Here’s the story: A 10,000-year-old deposit of clay exists in a remote pocket of Canada’s west coast. People of the Heiltsuk First Nation say grayish green has healing properties, and there are anecdotal reports of using it topically on wounds, as well as eating it to heal internal illnesses.

Around the world different clay deposits have been the subject of claims they have healing powers. For example, Dead Sea mud has seen its share of acclaim, but there are many others. Still, modern medical research has largely ignored the potential of clay — it has not been tested and approved as medicine.

A shovelful of clay from Kisameet Bay, British Columbia.

Now, a small company forms to exploit the potential of this particular clay deposit, located in Kisameet Bay, British Columbia, for potential cosmetic uses. They send clay samples to a microbiology lab at the University of British Columbia to test if it has antibiotic properties.

It’s a simple test — mix clay with water, add common bacteria, and see if they die. They do.

Senior researcher Julian Davies is intrigued, and he starts to test the clay on tougher, drug-resistant strains of bacteria that he has collected and cultivated in his lab.

The clay and water solution — nearly clear after the solids are pulled out — kills these untreatable pathogens.

Surprised? Davies was. “Very much,” he tells Inverse.

The results of the research were published this week in mBio. Shekooh Behroozian, a researcher in Davies’ lab, is the lead author.

University of British Columbia researchers Shekooh Behroozian and Julian Davies with a bucket of clay.

These are strains of bacteria that have become resistant to everything in the modern-medicine toolkit, and it’s a huge problem. They’ve been labeled the ESKAPE group of pathogens (Enterococcus faecium, Staphylococcus aureus, Klebsiella pneumoniae, Acinetobacter baumannii, Pseudomonas aeruginosa, and Enterobacter), an allusion to their persistent ability to evade treatment.

“I’ve worked on antibiotic resistance for a long time, and the ESKAPE pathogens have become more and more serious, and they’re a major threat in all hospitals, in all surgical wards, and also in outpatients,” says Davies. “It’s clear that they’ve been identified by regulatory agencies like the FDA and people like this as a major problem in infectious disease.”

In this biological arms race, the bacteria keep getting stronger, and medical research has fallen behind.

“There is an urgent, immediate need for new agents with activity against these panresistant organisms,” wrote authors of a 2009 article published in Clinical Infectious Diseases. “There is no evidence that this need will be met in the foreseeable future.”

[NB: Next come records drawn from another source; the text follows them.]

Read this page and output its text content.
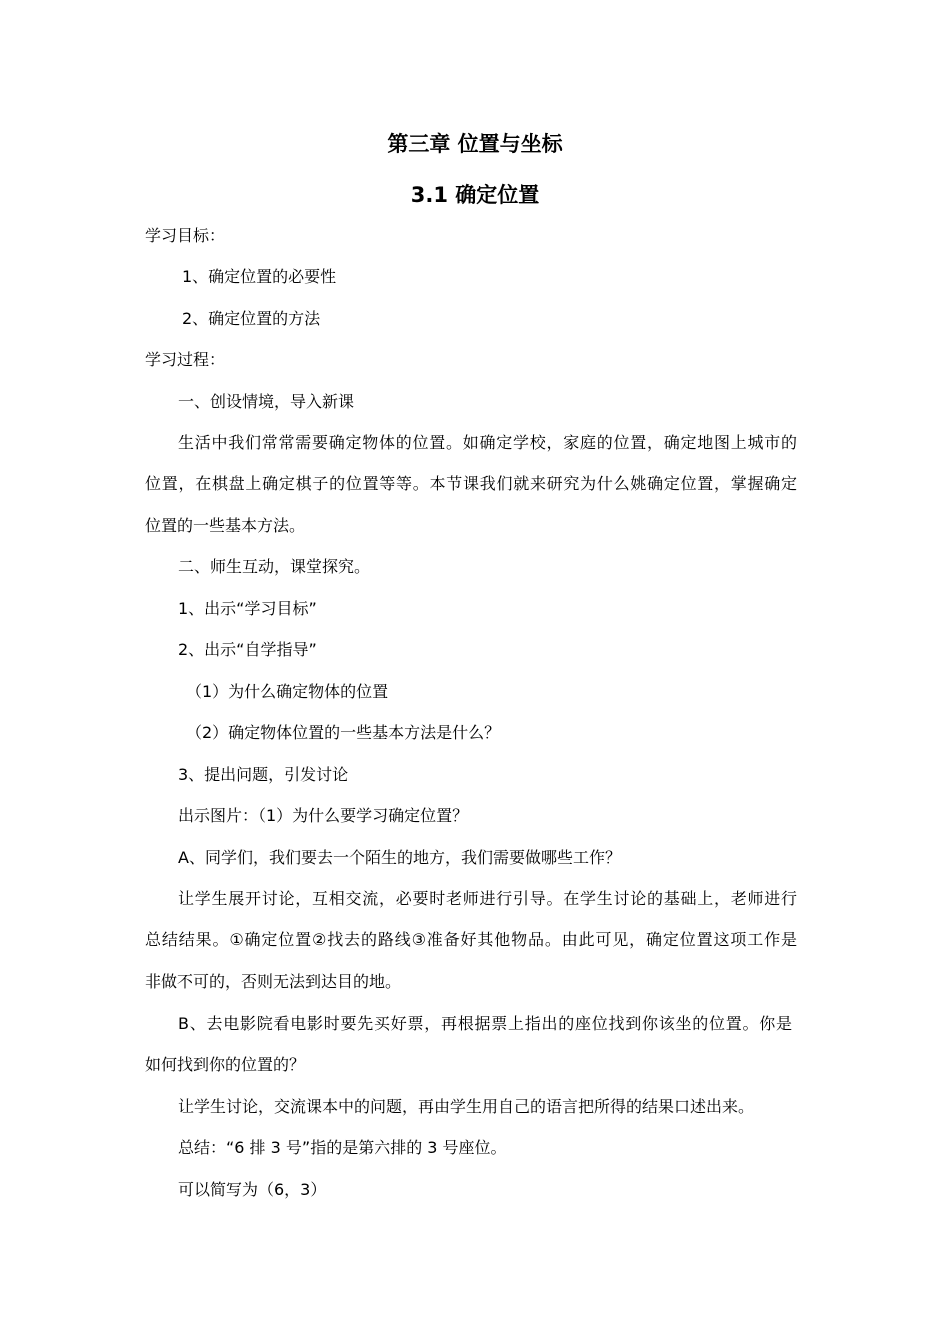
第三章 位置与坐标
3.1 确定位置
学习目标：
1、确定位置的必要性
2、确定位置的方法
学习过程：
一、创设情境，导入新课
生活中我们常常需要确定物体的位置。如确定学校，家庭的位置，确定地图上城市的
位置，在棋盘上确定棋子的位置等等。本节课我们就来研究为什么姚确定位置，掌握确定
位置的一些基本方法。
二、师生互动，课堂探究。
1、出示“学习目标”
2、出示“自学指导”
（1）为什么确定物体的位置
（2）确定物体位置的一些基本方法是什么？
3、提出问题，引发讨论
出示图片：（1）为什么要学习确定位置？
A、同学们，我们要去一个陌生的地方，我们需要做哪些工作？
让学生展开讨论，互相交流，必要时老师进行引导。在学生讨论的基础上，老师进行
总结结果。①确定位置②找去的路线③准备好其他物品。由此可见，确定位置这项工作是
非做不可的，否则无法到达目的地。
B、去电影院看电影时要先买好票，再根据票上指出的座位找到你该坐的位置。你是
如何找到你的位置的？
让学生讨论，交流课本中的问题，再由学生用自己的语言把所得的结果口述出来。
总结：“6 排 3 号”指的是第六排的 3 号座位。
可以简写为（6，3）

The infections are essentially untreatable, and are a significant contributor to cause of hospital deaths.

Imagine Davies’ surprise to find that minerals leeched from clay into a water suspension effectively kills these bugs.

“The clay really did a good job of killing them all. It’s not a cure at the moment, it’s not a treatment, because the clay hasn’t been approved or anything like this, but I suppose in last-resort situations it could be used,” he says.

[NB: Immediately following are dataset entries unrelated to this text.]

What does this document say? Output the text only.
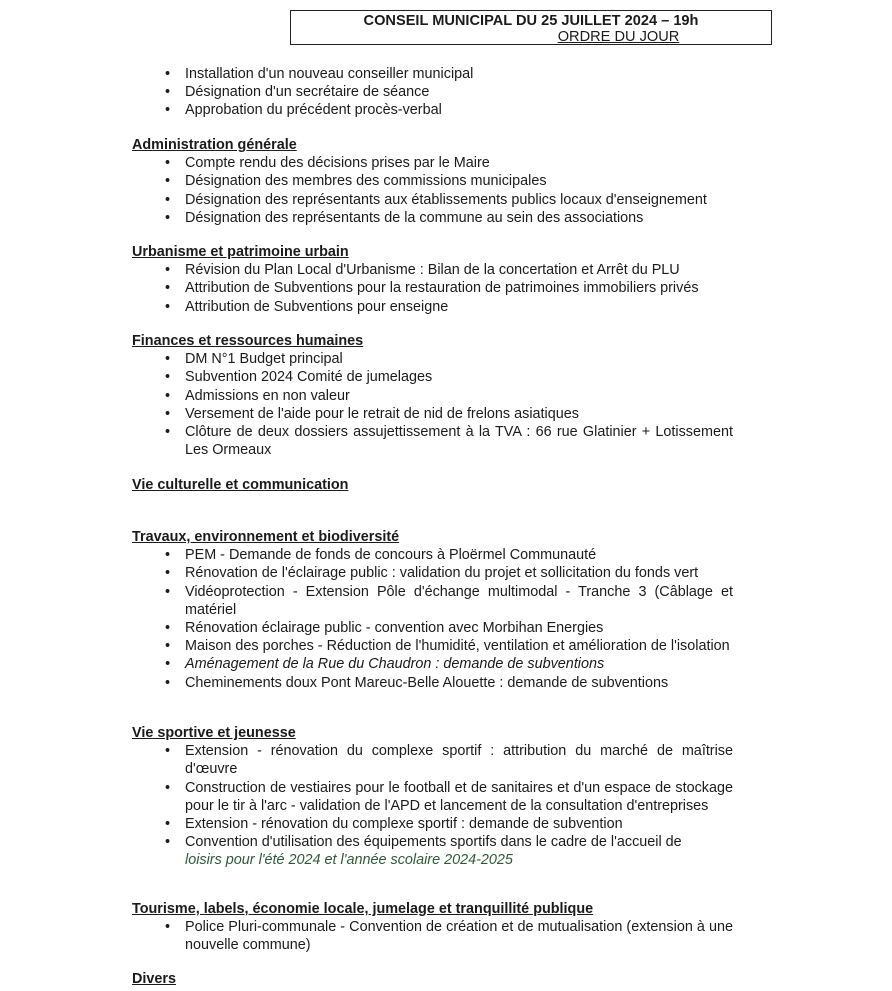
CONSEIL MUNICIPAL DU 25 JUILLET 2024 – 19h
ORDRE DU JOUR
• Installation d'un nouveau conseiller municipal
• Désignation d'un secrétaire de séance
• Approbation du précédent procès-verbal

Administration générale

• Compte rendu des décisions prises par le Maire
• Désignation des membres des commissions municipales
• Désignation des représentants aux établissements publics locaux d'enseignement
• Désignation des représentants de la commune au sein des associations

Urbanisme et patrimoine urbain

• Révision du Plan Local d'Urbanisme : Bilan de la concertation et Arrêt du PLU
• Attribution de Subventions pour la restauration de patrimoines immobiliers privés
• Attribution de Subventions pour enseigne

Finances et ressources humaines

• DM N°1 Budget principal
• Subvention 2024 Comité de jumelages
• Admissions en non valeur
• Versement de l'aide pour le retrait de nid de frelons asiatiques
• Clôture de deux dossiers assujettissement à la TVA : 66 rue Glatinier + Lotissement Les Ormeaux

Vie culturelle et communication

Travaux, environnement et biodiversité

• PEM - Demande de fonds de concours à Ploërmel Communauté
• Rénovation de l'éclairage public : validation du projet et sollicitation du fonds vert
• Vidéoprotection - Extension Pôle d'échange multimodal - Tranche 3 (Câblage et matériel
• Rénovation éclairage public - convention avec Morbihan Energies
• Maison des porches - Réduction de l'humidité, ventilation et amélioration de l'isolation
• Aménagement de la Rue du Chaudron : demande de subventions
• Cheminements doux Pont Mareuc-Belle Alouette : demande de subventions

Vie sportive et jeunesse

• Extension - rénovation du complexe sportif : attribution du marché de maîtrise d'œuvre
• Construction de vestiaires pour le football et de sanitaires et d'un espace de stockage pour le tir à l'arc - validation de l'APD et lancement de la consultation d'entreprises
• Extension - rénovation du complexe sportif : demande de subvention
• Convention d'utilisation des équipements sportifs dans le cadre de l'accueil de
loisirs pour l'été 2024 et l'année scolaire 2024-2025

Tourisme, labels, économie locale, jumelage et tranquillité publique

• Police Pluri-communale - Convention de création et de mutualisation (extension à une nouvelle commune)

Divers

“Clays, and things like this, they are the products of health food stores and naturopathic stores, and things like this. This is why I was so surprised at the way in which it works.”

It’s not totally true that this clay is previously untested in Western medicine. There are records of its use during World War II in Vancouver hospitals as a topical treatment for burns and wounds, says Davies. But the records are not good. We know little about how effective it was, or what the side effects may have been.

We also still know very little about the composition of the clay, and the mechanism through which it acts on the bacteria, Davies says.

Beautiful Kisameet Bay in British Columbia, Canada.

He suspects that the particular composition of minerals and metals in the clay is responsible in some way.

“My feeling is that a clay with these kinds of properties is probably a result of something specific in the Earth or the atmosphere of this particular region where it’s isolated. So for example, the Kisameet clay is found in quite a large area, I haven’t seen it but there are photographs of it — a large patch of land which is very close to the coast. And it’s only there where you find the active material. And so you have to wonder, how did that get formed? And it was probably formed by extinct volcanoes, originally. And being able to reproduce the mechanism by which it was formed I think would be very difficult.

We think it’s a very fascinating topic. It’s so complex, the clay. It’s not like a compound or a bacteria that you can isolate a compound from, it’s really a complex mixture. It’s going to take more work from not just microbiologists but physicists and chemists and mineralogists and people like this who have real expertise in looking at the structure and function of these things.”

Fortunately, a team of scientists at the university from various disciplines are already working on it.

It’s not likely we’ll see a clay-based antibiotic treatment any time soon, says Davies. It would take a development team with experience bringing new products into therapeutic use, and then years of testing.

But in a life-or-death scenario, what person with an untreatable infection wouldn’t drink a glass of metallic-tasting water that had been shown to be deadly to the offending strain of bacteria?